Isotope Production Activities at LBNL and LANSCE-IPF: Development of a new Nb(p,x)90Mo Monitor Reaction and Fe,La(p,x) Production Cross-Section Measurements
Andrew S. Voyles, Shamsu Basunia, Lee A. Bernstein, Eva R. Birnbaum, Jon W. Engle, Stephen A. Graves, Toshihiko Kawano, Amanda M. Lewis, Eric F. Matthews, Jon Morrell, Meiring Nortier, Alexander Springer
Department of Nuclear Engineering – UC Berkeley (Voyles, Bernstein, Lewis, Matthews, Morrell), b Nuclear Science Division – Lawrence Berkeley National Laboratory (Basunia, Bernstein), Isotope Production Facility – Los Alamos National Laboratory (Birnbaum, Nortier), d Department of Medical Physics – University of Wisconsin – Madison (Engle), e Department of Radiation Oncology – University of Iowa (Graves), Theoretical Division – Los Alamos National Laboratory (Kawano), Karlsruhe Institute of Technology (Springer)
Oral Presentation
The co-authors listed herein, and the Nuclear Physics group of the University of Oslo.
We gratefully acknowledge support for this work from the United States Department of Energy, Office of Science via the Isotope Development and Production for Research and Applications subprogram in the Office of Nuclear Physics.
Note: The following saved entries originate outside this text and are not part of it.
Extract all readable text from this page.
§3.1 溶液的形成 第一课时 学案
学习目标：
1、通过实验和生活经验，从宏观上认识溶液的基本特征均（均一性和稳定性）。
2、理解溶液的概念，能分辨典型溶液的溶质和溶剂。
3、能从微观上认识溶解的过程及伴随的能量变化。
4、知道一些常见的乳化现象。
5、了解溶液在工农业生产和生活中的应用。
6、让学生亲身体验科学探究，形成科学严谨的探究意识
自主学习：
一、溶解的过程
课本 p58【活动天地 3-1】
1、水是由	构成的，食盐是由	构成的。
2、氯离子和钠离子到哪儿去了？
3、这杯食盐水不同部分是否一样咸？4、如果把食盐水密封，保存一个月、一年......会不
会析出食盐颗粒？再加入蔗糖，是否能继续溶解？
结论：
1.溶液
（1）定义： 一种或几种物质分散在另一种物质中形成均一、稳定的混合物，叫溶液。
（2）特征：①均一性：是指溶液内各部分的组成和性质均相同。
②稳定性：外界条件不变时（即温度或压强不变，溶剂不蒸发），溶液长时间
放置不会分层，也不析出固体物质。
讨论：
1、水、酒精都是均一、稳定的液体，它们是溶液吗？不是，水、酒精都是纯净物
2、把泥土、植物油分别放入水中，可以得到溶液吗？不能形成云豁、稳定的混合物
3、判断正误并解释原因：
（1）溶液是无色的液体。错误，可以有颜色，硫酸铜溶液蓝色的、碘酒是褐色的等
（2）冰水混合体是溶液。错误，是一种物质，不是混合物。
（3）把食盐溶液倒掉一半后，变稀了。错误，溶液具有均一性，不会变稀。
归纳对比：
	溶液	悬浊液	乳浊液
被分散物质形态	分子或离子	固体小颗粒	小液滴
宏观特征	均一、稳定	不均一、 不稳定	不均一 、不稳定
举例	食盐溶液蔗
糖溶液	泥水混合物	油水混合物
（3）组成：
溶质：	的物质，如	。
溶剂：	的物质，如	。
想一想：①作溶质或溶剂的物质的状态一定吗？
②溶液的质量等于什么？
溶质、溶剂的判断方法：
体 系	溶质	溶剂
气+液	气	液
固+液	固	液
This work has been carried out under the auspices of the U.S. Department of Energy by Lawrence Berkeley National Laboratory and the U.S. Nucle-ar Data Program under contract # DE-AC02-05CH11231. This research was performed under appointment to the Rickover Fellowship Program in Nuclear Engineering, sponsored by the Naval Reactors Division of the U.S. Department of En-ergy. Additional support has been provided by the U.S. Nuclear Regulatory Commission. This research used the Savio computational cluster resource provided by the Berkeley Research Computing program at the University of Califor-nia, Berkeley (supported by the UC Berkeley Chancellor, Vice Chancellor for Research, and Chief Information Officer).
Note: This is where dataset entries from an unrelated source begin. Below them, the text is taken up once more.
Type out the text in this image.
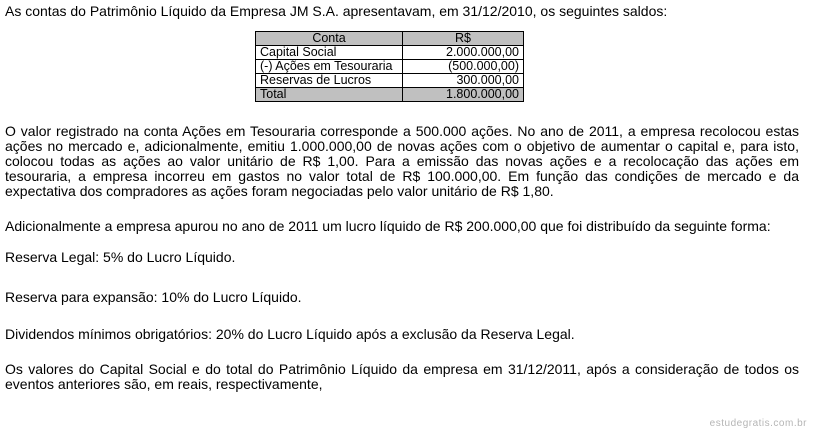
As contas do Patrimônio Líquido da Empresa JM S.A. apresentavam, em 31/12/2010, os seguintes saldos:
Conta	R$
Capital Social	2.000.000,00
(-) Ações em Tesouraria	(500.000,00)
Reservas de Lucros	300.000,00
Total	1.800.000,00

O valor registrado na conta Ações em Tesouraria corresponde a 500.000 ações. No ano de 2011, a empresa recolocou estas ações no mercado e, adicionalmente, emitiu 1.000.000,00 de novas ações com o objetivo de aumentar o capital e, para isto, colocou todas as ações ao valor unitário de R$ 1,00. Para a emissão das novas ações e a recolocação das ações em tesouraria, a empresa incorreu em gastos no valor total de R$ 100.000,00. Em função das condições de mercado e da expectativa dos compradores as ações foram negociadas pelo valor unitário de R$ 1,80.

Adicionalmente a empresa apurou no ano de 2011 um lucro líquido de R$ 200.000,00 que foi distribuído da seguinte forma:

Reserva Legal: 5% do Lucro Líquido.

Reserva para expansão: 10% do Lucro Líquido.

Dividendos mínimos obrigatórios: 20% do Lucro Líquido após a exclusão da Reserva Legal.

Os valores do Capital Social e do total do Patrimônio Líquido da empresa em 31/12/2011, após a consideração de todos os eventos anteriores são, em reais, respectivamente,

estudegratis.com.br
The future of nuclear medicine would appear to be the paradigm of personalized medicine — targeted radionuclide therapy to spare healthy tissue, and theranostic medicine, which pairs an imaging isotope with a therapeutic isotope to provide simultaneous, real-time dose delivery and verification, leading to drastic reductions in prescribed patient dose.
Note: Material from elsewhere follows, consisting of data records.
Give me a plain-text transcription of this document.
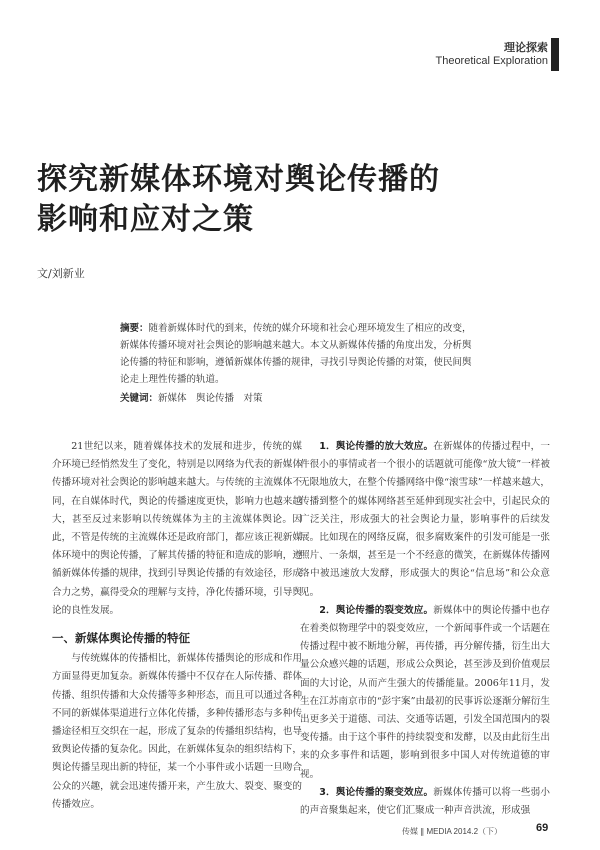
理论探索
Theoretical Exploration
探究新媒体环境对舆论传播的
影响和应对之策
文/刘新业
摘要：随着新媒体时代的到来，传统的媒介环境和社会心理环境发生了相应的改变，新媒体传播环境对社会舆论的影响越来越大。本文从新媒体传播的角度出发，分析舆论传播的特征和影响，遵循新媒体传播的规律，寻找引导舆论传播的对策，使民间舆论走上理性传播的轨道。
关键词：新媒体　舆论传播　对策

21世纪以来，随着媒体技术的发展和进步，传统的媒介环境已经悄然发生了变化，特别是以网络为代表的新媒体传播环境对社会舆论的影响越来越大。与传统的主流媒体不同，在自媒体时代，舆论的传播速度更快，影响力也越来越大，甚至反过来影响以传统媒体为主的主流媒体舆论。因此，不管是传统的主流媒体还是政府部门，都应该正视新媒体环境中的舆论传播，了解其传播的特征和造成的影响，遵循新媒体传播的规律，找到引导舆论传播的有效途径，形成合力之势，赢得受众的理解与支持，净化传播环境，引导舆论的良性发展。

一、新媒体舆论传播的特征

与传统媒体的传播相比，新媒体传播舆论的形成和作用方面显得更加复杂。新媒体传播中不仅存在人际传播、群体传播、组织传播和大众传播等多种形态，而且可以通过各种不同的新媒体渠道进行立体化传播，多种传播形态与多种传播途径相互交织在一起，形成了复杂的传播组织结构，也导致舆论传播的复杂化。因此，在新媒体复杂的组织结构下，舆论传播呈现出新的特征，某一个小事件或小话题一旦吻合公众的兴趣，就会迅速传播开来，产生放大、裂变、聚变的传播效应。

1．舆论传播的放大效应。在新媒体的传播过程中，一件很小的事情或者一个很小的话题就可能像“放大镜”一样被无限地放大，在整个传播网络中像“滚雪球”一样越来越大，传播到整个的媒体网络甚至延伸到现实社会中，引起民众的广泛关注，形成强大的社会舆论力量，影响事件的后续发展。比如现在的网络反腐，很多腐败案件的引发可能是一张照片、一条烟，甚至是一个不经意的微笑，在新媒体传播网络中被迅速放大发酵，形成强大的舆论“信息场”和公众意见。

2．舆论传播的裂变效应。新媒体中的舆论传播中也存在着类似物理学中的裂变效应，一个新闻事件或一个话题在传播过程中被不断地分解，再传播，再分解传播，衍生出大量公众感兴趣的话题，形成公众舆论，甚至涉及到价值观层面的大讨论，从而产生强大的传播能量。2006年11月，发生在江苏南京市的“彭宇案”由最初的民事诉讼逐渐分解衍生出更多关于道德、司法、交通等话题，引发全国范围内的裂变传播。由于这个事件的持续裂变和发酵，以及由此衍生出来的众多事件和话题，影响到很多中国人对传统道德的审视。

3．舆论传播的聚变效应。新媒体传播可以将一些弱小的声音聚集起来，使它们汇聚成一种声音洪流，形成强

传媒 ∥ MEDIA 2014.2（下）	69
Candidate isotopes to meet these needs have been identified based on their chemical and radioactive decay properties. The Bay Area Nuclear Data (BAND) Group is currently leading a series of campaigns to perform targeted, high-priority measurements of thin-target cross sections and thick-target integral yields, as part of a larger campaign to address deficiencies in cross-cutting nuclear data needs. These studies will serve to facilitate the production of pre-clinical quantities of radioactivity for emerging and novel medical radionuclides. This talk will focus on the BAND Group’s recent efforts to measure production cross sections for emerging novel medical radio-nuclides and develop new methods for the monitoring of charged-particle beams. In addition, these experiments provide valuable insight into the challenges and unexpected nuances involved in precision cross-section data measurements.